La abducción según Sigur Rós
La música abisal de los islandeses atrapa a los 15.000 espectadores de un Dcode nostálgico como los estertores del verano
La vida seguramente invite a la melancolía, pero constituye una experiencia maravillosa. Se empeñan en demostrarlo episodios como los conciertos de Sigur Rós, cinco islandeses raros, ensimismados y herméticos que anoche abdujeron a las casi 15.000 personas presentes en la Ciudad Universitaria en la segunda edición del festival Dcode. Las manecillas marcaban las 23.20, comenzó Jónsi a gemir como una ballena hipnotizada y el mundo se convirtió, de pronto, en un lugar relevante. Porque estos hombres de tierras gélidas no saben de recitales sencillos, pero sí de una belleza intensa y absorta.
La jornada estaba discurriendo con discreción hasta que el quinteto, reforzado por violines y metales, decidió voltearnos el corazón. Confluían drama, epopeya y cataclismo. Congojas y apoteosis. Electricidad y lirismo. Hermosura punzante y dolorosa. Hay momentos en que la gente desorbita sus miradas, olvida el guasap y demás pasatiempos mundanos, abre los oídos y aprieta el estómago. Y se apresta a un viaje turbulento y alucinógeno con ese hombre de casaca negra como capitán no ya del barco, sino de un submarino abisal.
Como una metáfora del ánimo decadente en el ocaso veraniego —desplomados casi todos con rescate o sin él, escépticos por causas mayores y carentes de grandes empeños más allá de la purita supervivencia—, el Dcode había arrancado ya con abundancia de artistas lánguidos, camisetas oscuras, rostros contemplativos y canciones sobre pesadumbres agudas y plenitudes improbables. El complejo de Cantarranas tiene un nombre evocador, por más que resulte ser un simple campo universitario de rugby, y no fueron pocos los músicos que se abonaron a ese talante poético y mustio. Miren a los barceloneses Dorian, que comparecieron de negro riguroso y desplegaron un atractivo discurso apocado, como de estado carencial. En su repertorio, la energía acaba colisionando casi siempre con la amargura y el escozor.

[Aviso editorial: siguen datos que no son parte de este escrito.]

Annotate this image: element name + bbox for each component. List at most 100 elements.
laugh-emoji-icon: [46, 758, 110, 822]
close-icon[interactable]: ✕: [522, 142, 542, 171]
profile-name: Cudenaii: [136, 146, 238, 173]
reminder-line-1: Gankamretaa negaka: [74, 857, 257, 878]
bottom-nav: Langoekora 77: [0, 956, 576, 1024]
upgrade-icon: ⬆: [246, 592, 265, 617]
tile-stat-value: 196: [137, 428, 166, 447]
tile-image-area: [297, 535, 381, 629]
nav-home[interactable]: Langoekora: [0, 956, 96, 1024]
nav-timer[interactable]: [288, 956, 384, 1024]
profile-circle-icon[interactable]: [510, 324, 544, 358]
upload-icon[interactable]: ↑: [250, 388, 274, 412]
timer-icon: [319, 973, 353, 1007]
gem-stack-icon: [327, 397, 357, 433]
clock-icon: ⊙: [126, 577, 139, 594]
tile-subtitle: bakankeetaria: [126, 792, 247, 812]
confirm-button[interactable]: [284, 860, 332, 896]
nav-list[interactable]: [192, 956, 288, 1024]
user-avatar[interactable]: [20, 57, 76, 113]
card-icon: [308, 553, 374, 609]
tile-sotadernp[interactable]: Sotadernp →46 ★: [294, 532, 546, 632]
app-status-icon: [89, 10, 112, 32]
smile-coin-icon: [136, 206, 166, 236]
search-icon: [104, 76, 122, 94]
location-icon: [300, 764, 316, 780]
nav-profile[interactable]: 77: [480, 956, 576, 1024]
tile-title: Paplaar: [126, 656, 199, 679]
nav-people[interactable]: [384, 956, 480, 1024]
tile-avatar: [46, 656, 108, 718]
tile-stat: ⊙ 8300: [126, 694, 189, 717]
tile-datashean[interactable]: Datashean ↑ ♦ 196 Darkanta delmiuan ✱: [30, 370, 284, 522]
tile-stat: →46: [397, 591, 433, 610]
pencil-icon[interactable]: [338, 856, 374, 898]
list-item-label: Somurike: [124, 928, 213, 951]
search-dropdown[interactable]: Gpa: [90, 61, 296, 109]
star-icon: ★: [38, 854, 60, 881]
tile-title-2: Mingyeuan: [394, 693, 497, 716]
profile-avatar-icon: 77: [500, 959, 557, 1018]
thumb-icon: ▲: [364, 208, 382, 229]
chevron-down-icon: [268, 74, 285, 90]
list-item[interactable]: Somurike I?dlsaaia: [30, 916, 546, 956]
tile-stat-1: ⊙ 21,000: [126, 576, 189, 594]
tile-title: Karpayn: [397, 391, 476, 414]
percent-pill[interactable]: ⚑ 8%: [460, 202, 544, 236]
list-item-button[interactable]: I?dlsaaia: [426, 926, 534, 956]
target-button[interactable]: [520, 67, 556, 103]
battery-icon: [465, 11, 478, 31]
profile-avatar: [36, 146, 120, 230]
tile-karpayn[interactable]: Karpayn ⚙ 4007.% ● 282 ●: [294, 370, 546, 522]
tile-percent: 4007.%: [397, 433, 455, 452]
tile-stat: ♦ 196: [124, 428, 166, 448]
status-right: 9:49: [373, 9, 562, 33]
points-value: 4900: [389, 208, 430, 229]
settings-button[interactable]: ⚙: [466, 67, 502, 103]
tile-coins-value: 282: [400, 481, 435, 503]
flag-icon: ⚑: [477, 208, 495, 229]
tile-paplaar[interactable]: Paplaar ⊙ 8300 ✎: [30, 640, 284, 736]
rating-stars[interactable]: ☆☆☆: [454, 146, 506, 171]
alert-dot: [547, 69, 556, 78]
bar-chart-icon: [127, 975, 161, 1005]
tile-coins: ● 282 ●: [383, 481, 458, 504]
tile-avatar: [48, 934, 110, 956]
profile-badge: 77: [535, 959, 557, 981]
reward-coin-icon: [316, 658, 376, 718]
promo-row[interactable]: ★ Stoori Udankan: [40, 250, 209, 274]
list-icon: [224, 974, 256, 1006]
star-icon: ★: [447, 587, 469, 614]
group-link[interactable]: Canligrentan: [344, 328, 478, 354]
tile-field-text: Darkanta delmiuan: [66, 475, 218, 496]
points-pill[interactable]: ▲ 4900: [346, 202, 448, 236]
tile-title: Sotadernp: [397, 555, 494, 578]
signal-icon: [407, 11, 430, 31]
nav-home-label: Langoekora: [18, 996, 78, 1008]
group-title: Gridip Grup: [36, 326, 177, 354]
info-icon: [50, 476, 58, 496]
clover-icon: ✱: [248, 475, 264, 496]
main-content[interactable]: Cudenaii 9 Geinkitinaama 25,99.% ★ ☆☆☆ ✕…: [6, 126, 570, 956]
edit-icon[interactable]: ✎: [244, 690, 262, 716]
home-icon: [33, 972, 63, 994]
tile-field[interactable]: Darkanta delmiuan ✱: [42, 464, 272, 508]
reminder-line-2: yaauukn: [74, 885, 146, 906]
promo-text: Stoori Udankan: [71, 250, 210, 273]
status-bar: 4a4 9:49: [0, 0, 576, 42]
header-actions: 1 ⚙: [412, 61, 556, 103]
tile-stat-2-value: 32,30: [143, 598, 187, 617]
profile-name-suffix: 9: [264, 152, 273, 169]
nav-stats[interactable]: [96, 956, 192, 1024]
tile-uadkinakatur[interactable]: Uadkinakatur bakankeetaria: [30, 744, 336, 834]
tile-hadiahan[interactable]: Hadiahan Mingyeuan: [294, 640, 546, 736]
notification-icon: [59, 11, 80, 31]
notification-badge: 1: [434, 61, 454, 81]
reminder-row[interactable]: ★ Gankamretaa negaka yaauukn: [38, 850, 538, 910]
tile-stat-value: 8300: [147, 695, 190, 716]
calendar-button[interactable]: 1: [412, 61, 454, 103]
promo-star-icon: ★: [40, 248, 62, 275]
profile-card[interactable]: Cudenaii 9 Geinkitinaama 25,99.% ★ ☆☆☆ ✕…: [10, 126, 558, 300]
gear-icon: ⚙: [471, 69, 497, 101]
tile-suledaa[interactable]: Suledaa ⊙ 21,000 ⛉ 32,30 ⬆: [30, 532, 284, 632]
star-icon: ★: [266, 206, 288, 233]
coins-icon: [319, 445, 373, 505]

Por eso son capaces de pronunciar frases como “Para qué creer en Dios si él no cree en nosotros”: porque han asumido la inevitabilidad del pathos, de la angustia.
Comenzó Jónsi a gemir como una ballena hipnotizada y el mundo se convirtió en un lugar relevante
No mucho más radiantes son los noruegos Kings of Convenience, esos dos amigos incondicionales —rubio y moreno, gafotas y barbudo que manufacturaron un precioso cancionero crepuscular, como si lo de tocar a las 20.30 imprimiera carácter. Erlend y Erik ofrecieron piezas lentísimas, de arpegios entrelazados y evocaciones al Paul Simon de 1965 (o así), pero lograron concitar una atención inusitada. Sin apenas respaldo ni envoltorio, porque su banda de acompañamiento solo compareció durante los últimos veinte minutos.
La jornada comenzó a primera hora de la tarde, con el preludio de Le Traste y un muy apreciable concierto de los granadinos Niños Mutantes: rock melódico, muy cantable y, cómo no, un puntito sentimental. Para entonces el sol era aún inclemente, pero las diferencias con respecto al primer Dcode, quince meses atrás, saltaban a la vista. No había manguerazos al público, improvisadas competiciones de Miss Camiseta Mojada ni chiquillos luciendo, como si nada, arquitecturas musculares de cuya existencia lo ignorábamos todo. En realidad, el público se movía más cerca de los treinta que de los veinte, e incluso los cuarentones quedaban a salvo de ese complejo de ancianidad que con tanta recurrencia les afecta en los eventos festivaleros.
El hedonismo hubo que confiárselo a los algo insustanciales The Shoes (pop electrónico con dos teclistas y dos percusionistas) y, se supone, a Justice, dúo francés que clausuraba la jornada a horas ya intempestivas. Incluso a los pipiolos granadinos Napoleón Solo, que tan pronto evocan el soleado pop de los sesenta como le dan a la discoteca, el falsete y hasta el vocoder. Al rock ambiciosillo y errático de los belgas dEUS no conviene prestarle demasiada atención: quedan siempre más cerca de la sorpresa que del bostezo.
Estos hombres de tierras gélidas no saben de recitales sencillos, pero sí de una belleza intensa y absorta
Mejor anotar el nombre de Kimbra, la (salvando las distancias) Björk neozelandesa. Su estreno español fue un estallido de colorinchis, polirritmias, voces desaforadas, soul modernete y píldoras bailables. Claro, proviene de las antípodas y quizás por aquellos lares anden medio felices. Esa suerte que tienen.